Avant d’écrire ce qui restera son chef d’œuvre, Vassili Grossman avait été correspondant de guerre, et à ce titre avait suivi l’Armée Rouge de la débâcle de l’été 1941 jusqu’à la prise de Berlin, en passant par la bataille de Stalingrad, la découverte du massacre en masse des juifs d’Ukraine et l’ouverture des camps d’extermination de Maidanek et de Treblinka. Ces expériences exceptionnelles donnent au roman une substance et une consistance inégalables.
Beaucoup, y compris l’auteur, ont rapproché ce livre de Guerre et Paix : si je puis risquer une appréciation personnelle et subjective, c’est plus véridique et moins ennuyeux [1].
Vicissitudes de la publication
Vassili Grossman termine son roman en 1962, date à laquelle il soumet le manuscrit au rédacteur en chef de la très officielle revue Znamia, Vadim Kojevnikov. Celui-ci s’empresse de le transmettre au KGB, qui effectue une perquisition au domicile de l’écrivain pour y saisir tous les exemplaires et les mettre sous séquestre (ils n’en sortiront qu’en 2013). Vassili Grossman ne survivra guère à son roman.

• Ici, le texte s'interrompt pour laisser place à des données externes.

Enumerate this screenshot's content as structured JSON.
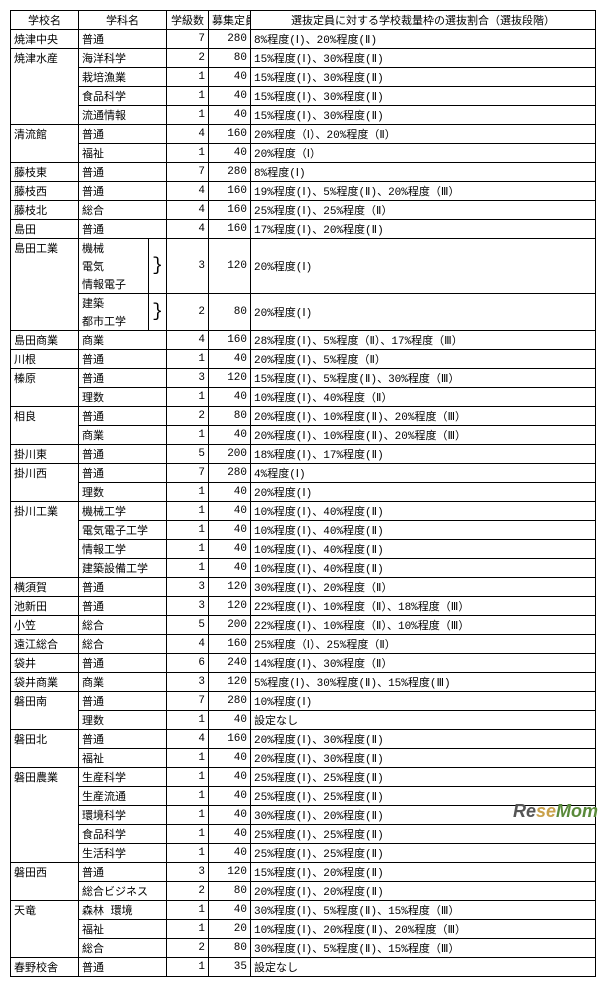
{
  "headers": {
    "school": "学校名",
    "dept": "学科名",
    "classes": "学級数",
    "capacity": "募集定員",
    "ratio": "選抜定員に対する学校裁量枠の選抜割合（選抜段階）"
  },
  "rows": [
    {
      "school": "焼津中央",
      "dept": "普通",
      "classes": "7",
      "capacity": "280",
      "ratio": "8%程度(Ⅰ)、20%程度(Ⅱ)"
    },
    {
      "school": "焼津水産",
      "dept": "海洋科学",
      "classes": "2",
      "capacity": "80",
      "ratio": "15%程度(Ⅰ)、30%程度(Ⅱ)"
    },
    {
      "school": "",
      "dept": "栽培漁業",
      "classes": "1",
      "capacity": "40",
      "ratio": "15%程度(Ⅰ)、30%程度(Ⅱ)"
    },
    {
      "school": "",
      "dept": "食品科学",
      "classes": "1",
      "capacity": "40",
      "ratio": "15%程度(Ⅰ)、30%程度(Ⅱ)"
    },
    {
      "school": "",
      "dept": "流通情報",
      "classes": "1",
      "capacity": "40",
      "ratio": "15%程度(Ⅰ)、30%程度(Ⅱ)"
    },
    {
      "school": "清流館",
      "dept": "普通",
      "classes": "4",
      "capacity": "160",
      "ratio": "20%程度（Ⅰ）、20%程度（Ⅱ）"
    },
    {
      "school": "",
      "dept": "福祉",
      "classes": "1",
      "capacity": "40",
      "ratio": "20%程度（Ⅰ）"
    },
    {
      "school": "藤枝東",
      "dept": "普通",
      "classes": "7",
      "capacity": "280",
      "ratio": "8%程度(Ⅰ)"
    },
    {
      "school": "藤枝西",
      "dept": "普通",
      "classes": "4",
      "capacity": "160",
      "ratio": "19%程度(Ⅰ)、5%程度(Ⅱ)、20%程度（Ⅲ）"
    },
    {
      "school": "藤枝北",
      "dept": "総合",
      "classes": "4",
      "capacity": "160",
      "ratio": "25%程度(Ⅰ)、25%程度（Ⅱ）"
    },
    {
      "school": "島田",
      "dept": "普通",
      "classes": "4",
      "capacity": "160",
      "ratio": "17%程度(Ⅰ)、20%程度(Ⅱ)"
    },
    {
      "school": "島田工業",
      "dept": "機械",
      "classes": "",
      "capacity": "",
      "ratio": "",
      "bracket": true,
      "brows": 3,
      "bclasses": "3",
      "bcap": "120",
      "bratio": "20%程度(Ⅰ)"
    },
    {
      "school": "",
      "dept": "電気",
      "classes": "",
      "capacity": "",
      "ratio": "",
      "bracket_mid": true
    },
    {
      "school": "",
      "dept": "情報電子",
      "classes": "",
      "capacity": "",
      "ratio": "",
      "bracket_mid": true
    },
    {
      "school": "",
      "dept": "建築",
      "classes": "",
      "capacity": "",
      "ratio": "",
      "bracket": true,
      "brows": 2,
      "bclasses": "2",
      "bcap": "80",
      "bratio": "20%程度(Ⅰ)"
    },
    {
      "school": "",
      "dept": "都市工学",
      "classes": "",
      "capacity": "",
      "ratio": "",
      "bracket_mid": true
    },
    {
      "school": "島田商業",
      "dept": "商業",
      "classes": "4",
      "capacity": "160",
      "ratio": "28%程度(Ⅰ)、5%程度（Ⅱ）、17%程度（Ⅲ）"
    },
    {
      "school": "川根",
      "dept": "普通",
      "classes": "1",
      "capacity": "40",
      "ratio": "20%程度(Ⅰ)、5%程度（Ⅱ）"
    },
    {
      "school": "榛原",
      "dept": "普通",
      "classes": "3",
      "capacity": "120",
      "ratio": "15%程度(Ⅰ)、5%程度(Ⅱ)、30%程度（Ⅲ）"
    },
    {
      "school": "",
      "dept": "理数",
      "classes": "1",
      "capacity": "40",
      "ratio": "10%程度(Ⅰ)、40%程度（Ⅱ）"
    },
    {
      "school": "相良",
      "dept": "普通",
      "classes": "2",
      "capacity": "80",
      "ratio": "20%程度(Ⅰ)、10%程度(Ⅱ)、20%程度（Ⅲ）"
    },
    {
      "school": "",
      "dept": "商業",
      "classes": "1",
      "capacity": "40",
      "ratio": "20%程度(Ⅰ)、10%程度(Ⅱ)、20%程度（Ⅲ）"
    },
    {
      "school": "掛川東",
      "dept": "普通",
      "classes": "5",
      "capacity": "200",
      "ratio": "18%程度(Ⅰ)、17%程度(Ⅱ)"
    },
    {
      "school": "掛川西",
      "dept": "普通",
      "classes": "7",
      "capacity": "280",
      "ratio": "4%程度(Ⅰ)"
    },
    {
      "school": "",
      "dept": "理数",
      "classes": "1",
      "capacity": "40",
      "ratio": "20%程度(Ⅰ)"
    },
    {
      "school": "掛川工業",
      "dept": "機械工学",
      "classes": "1",
      "capacity": "40",
      "ratio": "10%程度(Ⅰ)、40%程度(Ⅱ)"
    },
    {
      "school": "",
      "dept": "電気電子工学",
      "classes": "1",
      "capacity": "40",
      "ratio": "10%程度(Ⅰ)、40%程度(Ⅱ)"
    },
    {
      "school": "",
      "dept": "情報工学",
      "classes": "1",
      "capacity": "40",
      "ratio": "10%程度(Ⅰ)、40%程度(Ⅱ)"
    },
    {
      "school": "",
      "dept": "建築設備工学",
      "classes": "1",
      "capacity": "40",
      "ratio": "10%程度(Ⅰ)、40%程度(Ⅱ)"
    },
    {
      "school": "横須賀",
      "dept": "普通",
      "classes": "3",
      "capacity": "120",
      "ratio": "30%程度(Ⅰ)、20%程度（Ⅱ）"
    },
    {
      "school": "池新田",
      "dept": "普通",
      "classes": "3",
      "capacity": "120",
      "ratio": "22%程度(Ⅰ)、10%程度（Ⅱ）、18%程度（Ⅲ）"
    },
    {
      "school": "小笠",
      "dept": "総合",
      "classes": "5",
      "capacity": "200",
      "ratio": "22%程度(Ⅰ)、10%程度（Ⅱ）、10%程度（Ⅲ）"
    },
    {
      "school": "遠江総合",
      "dept": "総合",
      "classes": "4",
      "capacity": "160",
      "ratio": "25%程度（Ⅰ）、25%程度（Ⅱ）"
    },
    {
      "school": "袋井",
      "dept": "普通",
      "classes": "6",
      "capacity": "240",
      "ratio": "14%程度(Ⅰ)、30%程度（Ⅱ）"
    },
    {
      "school": "袋井商業",
      "dept": "商業",
      "classes": "3",
      "capacity": "120",
      "ratio": "5%程度(Ⅰ)、30%程度(Ⅱ)、15%程度(Ⅲ)"
    },
    {
      "school": "磐田南",
      "dept": "普通",
      "classes": "7",
      "capacity": "280",
      "ratio": "10%程度(Ⅰ)"
    },
    {
      "school": "",
      "dept": "理数",
      "classes": "1",
      "capacity": "40",
      "ratio": "設定なし"
    },
    {
      "school": "磐田北",
      "dept": "普通",
      "classes": "4",
      "capacity": "160",
      "ratio": "20%程度(Ⅰ)、30%程度(Ⅱ)"
    },
    {
      "school": "",
      "dept": "福祉",
      "classes": "1",
      "capacity": "40",
      "ratio": "20%程度(Ⅰ)、30%程度(Ⅱ)"
    },
    {
      "school": "磐田農業",
      "dept": "生産科学",
      "classes": "1",
      "capacity": "40",
      "ratio": "25%程度(Ⅰ)、25%程度(Ⅱ)"
    },
    {
      "school": "",
      "dept": "生産流通",
      "classes": "1",
      "capacity": "40",
      "ratio": "25%程度(Ⅰ)、25%程度(Ⅱ)"
    },
    {
      "school": "",
      "dept": "環境科学",
      "classes": "1",
      "capacity": "40",
      "ratio": "30%程度(Ⅰ)、20%程度(Ⅱ)"
    },
    {
      "school": "",
      "dept": "食品科学",
      "classes": "1",
      "capacity": "40",
      "ratio": "25%程度(Ⅰ)、25%程度(Ⅱ)"
    },
    {
      "school": "",
      "dept": "生活科学",
      "classes": "1",
      "capacity": "40",
      "ratio": "25%程度(Ⅰ)、25%程度(Ⅱ)"
    },
    {
      "school": "磐田西",
      "dept": "普通",
      "classes": "3",
      "capacity": "120",
      "ratio": "15%程度(Ⅰ)、20%程度(Ⅱ)"
    },
    {
      "school": "",
      "dept": "総合ビジネス",
      "classes": "2",
      "capacity": "80",
      "ratio": "20%程度(Ⅰ)、20%程度(Ⅱ)"
    },
    {
      "school": "天竜",
      "dept": "森林 環境",
      "classes": "1",
      "capacity": "40",
      "ratio": "30%程度(Ⅰ)、5%程度(Ⅱ)、15%程度（Ⅲ）"
    },
    {
      "school": "",
      "dept": "福祉",
      "classes": "1",
      "capacity": "20",
      "ratio": "10%程度(Ⅰ)、20%程度(Ⅱ)、20%程度（Ⅲ）"
    },
    {
      "school": "",
      "dept": "総合",
      "classes": "2",
      "capacity": "80",
      "ratio": "30%程度(Ⅰ)、5%程度(Ⅱ)、15%程度（Ⅲ）"
    },
    {
      "school": "春野校舎",
      "dept": "普通",
      "classes": "1",
      "capacity": "35",
      "ratio": "設定なし"
    }
  ],
  "watermark": {
    "re": "Re",
    "se": "se",
    "mom": "Mom"
  }
}
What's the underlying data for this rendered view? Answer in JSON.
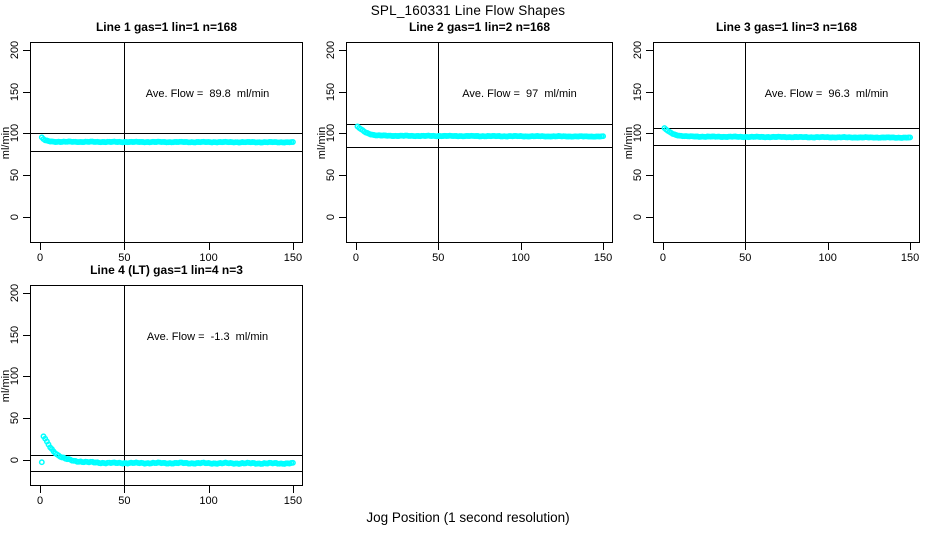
{
  "figure": {
    "title": "SPL_160331  Line Flow Shapes",
    "x_axis_title": "Jog Position (1 second resolution)"
  },
  "colors": {
    "data_marker": "#00ffff",
    "axis": "#000000",
    "background": "#ffffff"
  },
  "chart_data": [
    {
      "type": "scatter",
      "title": "Line 1 gas=1 lin=1 n=168",
      "annotation": "Ave. Flow =  89.8  ml/min",
      "ave_flow_ml_min": 89.8,
      "gas": 1,
      "lin": 1,
      "n": 168,
      "ylabel": "ml/min",
      "xlim": [
        0,
        150
      ],
      "ylim": [
        0,
        200
      ],
      "x_ticks": [
        0,
        50,
        100,
        150
      ],
      "y_ticks": [
        0,
        50,
        100,
        150,
        200
      ],
      "vline_x": 50,
      "hlines": [
        100,
        79
      ],
      "marker": "open-circle",
      "profile_points": [
        [
          1,
          95
        ],
        [
          2,
          93
        ],
        [
          3,
          91.5
        ],
        [
          5,
          90.5
        ],
        [
          8,
          90
        ],
        [
          15,
          89.8
        ],
        [
          60,
          89.6
        ],
        [
          150,
          89.3
        ]
      ]
    },
    {
      "type": "scatter",
      "title": "Line 2 gas=1 lin=2 n=168",
      "annotation": "Ave. Flow =  97  ml/min",
      "ave_flow_ml_min": 97,
      "gas": 1,
      "lin": 2,
      "n": 168,
      "ylabel": "ml/min",
      "xlim": [
        0,
        150
      ],
      "ylim": [
        0,
        200
      ],
      "x_ticks": [
        0,
        50,
        100,
        150
      ],
      "y_ticks": [
        0,
        50,
        100,
        150,
        200
      ],
      "vline_x": 50,
      "hlines": [
        111,
        84
      ],
      "marker": "open-circle",
      "profile_points": [
        [
          1,
          108
        ],
        [
          2,
          106.5
        ],
        [
          3,
          105
        ],
        [
          4,
          103.5
        ],
        [
          6,
          101
        ],
        [
          8,
          99.5
        ],
        [
          11,
          98
        ],
        [
          15,
          97.3
        ],
        [
          25,
          97
        ],
        [
          150,
          96.2
        ]
      ]
    },
    {
      "type": "scatter",
      "title": "Line 3 gas=1 lin=3 n=168",
      "annotation": "Ave. Flow =  96.3  ml/min",
      "ave_flow_ml_min": 96.3,
      "gas": 1,
      "lin": 3,
      "n": 168,
      "ylabel": "ml/min",
      "xlim": [
        0,
        150
      ],
      "ylim": [
        0,
        200
      ],
      "x_ticks": [
        0,
        50,
        100,
        150
      ],
      "y_ticks": [
        0,
        50,
        100,
        150,
        200
      ],
      "vline_x": 50,
      "hlines": [
        107,
        86
      ],
      "marker": "open-circle",
      "profile_points": [
        [
          1,
          106
        ],
        [
          2,
          104.5
        ],
        [
          3,
          103
        ],
        [
          4,
          101.5
        ],
        [
          6,
          99.5
        ],
        [
          8,
          98
        ],
        [
          11,
          97
        ],
        [
          15,
          96.3
        ],
        [
          25,
          96
        ],
        [
          150,
          94.8
        ]
      ]
    },
    {
      "type": "scatter",
      "title": "Line 4 (LT) gas=1 lin=4 n=3",
      "annotation": "Ave. Flow =  -1.3  ml/min",
      "ave_flow_ml_min": -1.3,
      "gas": 1,
      "lin": 4,
      "n": 3,
      "ylabel": "ml/min",
      "xlim": [
        0,
        150
      ],
      "ylim": [
        0,
        200
      ],
      "x_ticks": [
        0,
        50,
        100,
        150
      ],
      "y_ticks": [
        0,
        50,
        100,
        150,
        200
      ],
      "vline_x": 50,
      "hlines": [
        6,
        -14
      ],
      "marker": "open-circle",
      "profile_points": [
        [
          1,
          -3
        ],
        [
          2,
          28
        ],
        [
          3,
          25
        ],
        [
          4,
          21
        ],
        [
          6,
          15
        ],
        [
          8,
          10
        ],
        [
          11,
          5
        ],
        [
          15,
          1
        ],
        [
          20,
          -1.5
        ],
        [
          28,
          -3
        ],
        [
          40,
          -4
        ],
        [
          150,
          -4.5
        ]
      ]
    }
  ]
}
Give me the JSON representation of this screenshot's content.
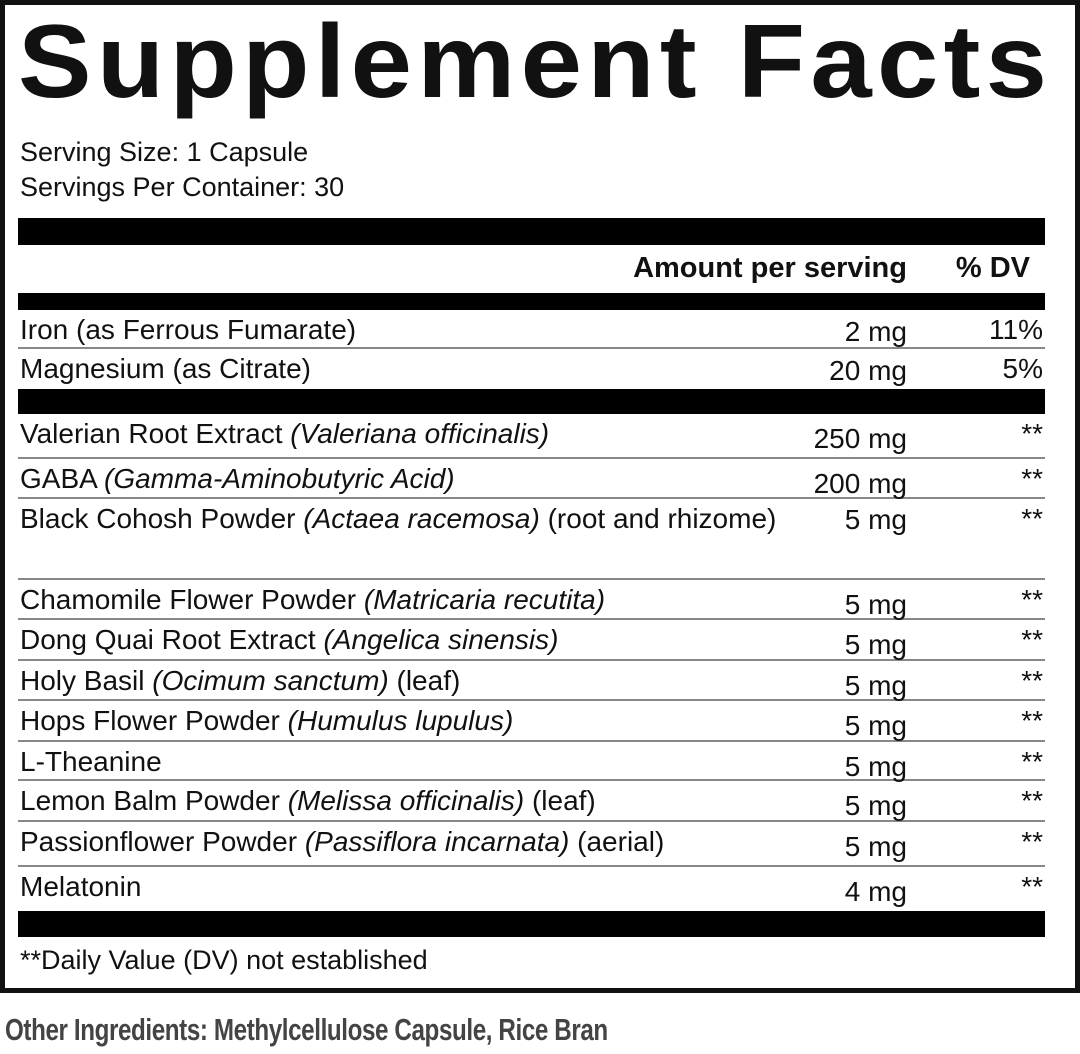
{
  "title": "Supplement Facts",
  "serving_size": "Serving Size: 1 Capsule",
  "servings_per_container": "Servings Per Container: 30",
  "header": {
    "amount": "Amount per serving",
    "dv": "% DV"
  },
  "vitamins": [
    {
      "name": "Iron (as Ferrous Fumarate)",
      "amount": "2 mg",
      "dv": "11%"
    },
    {
      "name": "Magnesium (as Citrate)",
      "amount": "20 mg",
      "dv": "5%"
    }
  ],
  "ingredients": [
    {
      "name": "Valerian Root Extract ",
      "latin": "(Valeriana officinalis)",
      "suffix": "",
      "amount": "250 mg",
      "dv": "**"
    },
    {
      "name": "GABA ",
      "latin": "(Gamma-Aminobutyric Acid)",
      "suffix": "",
      "amount": "200 mg",
      "dv": "**"
    },
    {
      "name": "Black Cohosh Powder ",
      "latin": "(Actaea racemosa)",
      "suffix": " (root and rhizome)",
      "amount": "5 mg",
      "dv": "**"
    },
    {
      "name": "Chamomile Flower Powder ",
      "latin": "(Matricaria recutita)",
      "suffix": "",
      "amount": "5 mg",
      "dv": "**"
    },
    {
      "name": "Dong Quai Root Extract ",
      "latin": "(Angelica sinensis)",
      "suffix": "",
      "amount": "5 mg",
      "dv": "**"
    },
    {
      "name": "Holy Basil ",
      "latin": "(Ocimum sanctum)",
      "suffix": " (leaf)",
      "amount": "5 mg",
      "dv": "**"
    },
    {
      "name": "Hops Flower Powder ",
      "latin": "(Humulus lupulus)",
      "suffix": "",
      "amount": "5 mg",
      "dv": "**"
    },
    {
      "name": "L-Theanine",
      "latin": "",
      "suffix": "",
      "amount": "5 mg",
      "dv": "**"
    },
    {
      "name": "Lemon Balm Powder ",
      "latin": "(Melissa officinalis)",
      "suffix": " (leaf)",
      "amount": "5 mg",
      "dv": "**"
    },
    {
      "name": "Passionflower Powder ",
      "latin": "(Passiflora incarnata)",
      "suffix": " (aerial)",
      "amount": "5 mg",
      "dv": "**"
    },
    {
      "name": "Melatonin",
      "latin": "",
      "suffix": "",
      "amount": "4 mg",
      "dv": "**"
    }
  ],
  "footnote": "**Daily Value (DV) not established",
  "other_ingredients": "Other Ingredients: Methylcellulose Capsule, Rice Bran"
}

Heureusement d’autres copies existaient, et les efforts conjugués de Semyon Lipkin, Andreï Sakharov et Vladimir Voïnovitch permettront qu’elles passent à l’Ouest, où le roman sera publié en 1980. Comme le souligne Efim Etkind, qui a participé à l’établissement du texte et écrit la préface de l’édition française, « La mise sous les verrous d’un roman est la plus haute distinction que le pouvoir d’État puisse décerner à une œuvre littéraire. »
Ressorts du totalitarisme
Vassili Grossman était vraiment naïf en imaginant faire publier son roman par un canal soviétique officiel. À côté des passages épiques consacrés aux combats de Stalingrad, il décrit en effet de façon minutieuse l’abomination des camps du Goulag, la perversité des méthodes d’interrogatoire dans les bureaux de la Loubianka, un régime de délation généralisée qui envoie de véritables héros au camp et à la mort, et des bureaucrates sordides au sommet du Parti et de l’État. Il expose sans ambages la symétrie des deux totalitarismes qui s’affrontent à Stalingrad, sans suggérer que l’un pourrait être pire que l’autre. Peut-être mesurait-il mal la portée de son propos ? On a du mal à le croire.
Surtout, encore plus que les mécanismes d’oppression, il décrit particulièrement finement les mécanismes de soumission, comment par exemple le physicien Strum, qui s’est écarté de la science officielle et qui a refusé d’assister à la séance d’autocritique où on lui tendait la perche pour qu’il rentre dans le rang (en rentrant du lycée sa fille Nadia demande « est-ce que Papa est allé se repentir ? »), tout en ayant pleinement conscience de l’antisémitisme d’État (et populaire) qu’il subit avec ses collègues juifs, eh bien il finira par s’effondrer après avoir reçu un mince signal de mansuétude venu du sommet. Finalement, les destins tous plus ou moins tragiques des personnages du roman n’auront aucune issue, l’oppression totalitaire n’offre que des impasses à ses sujets, en un mot la destruction pierre à pierre de la société.
À l’époque de l’écriture de son livre Grossman ne pouvait avoir lu ni Évguénia Guinzbourg, ni Soljénitsyne, ni Chalamov, ni sans doute Arthur Koestler : pourtant on retrouve dans Vie et Destin des échos singulièrement fidèles de leurs témoignages, ce qui conforte la véracité des uns et des autres.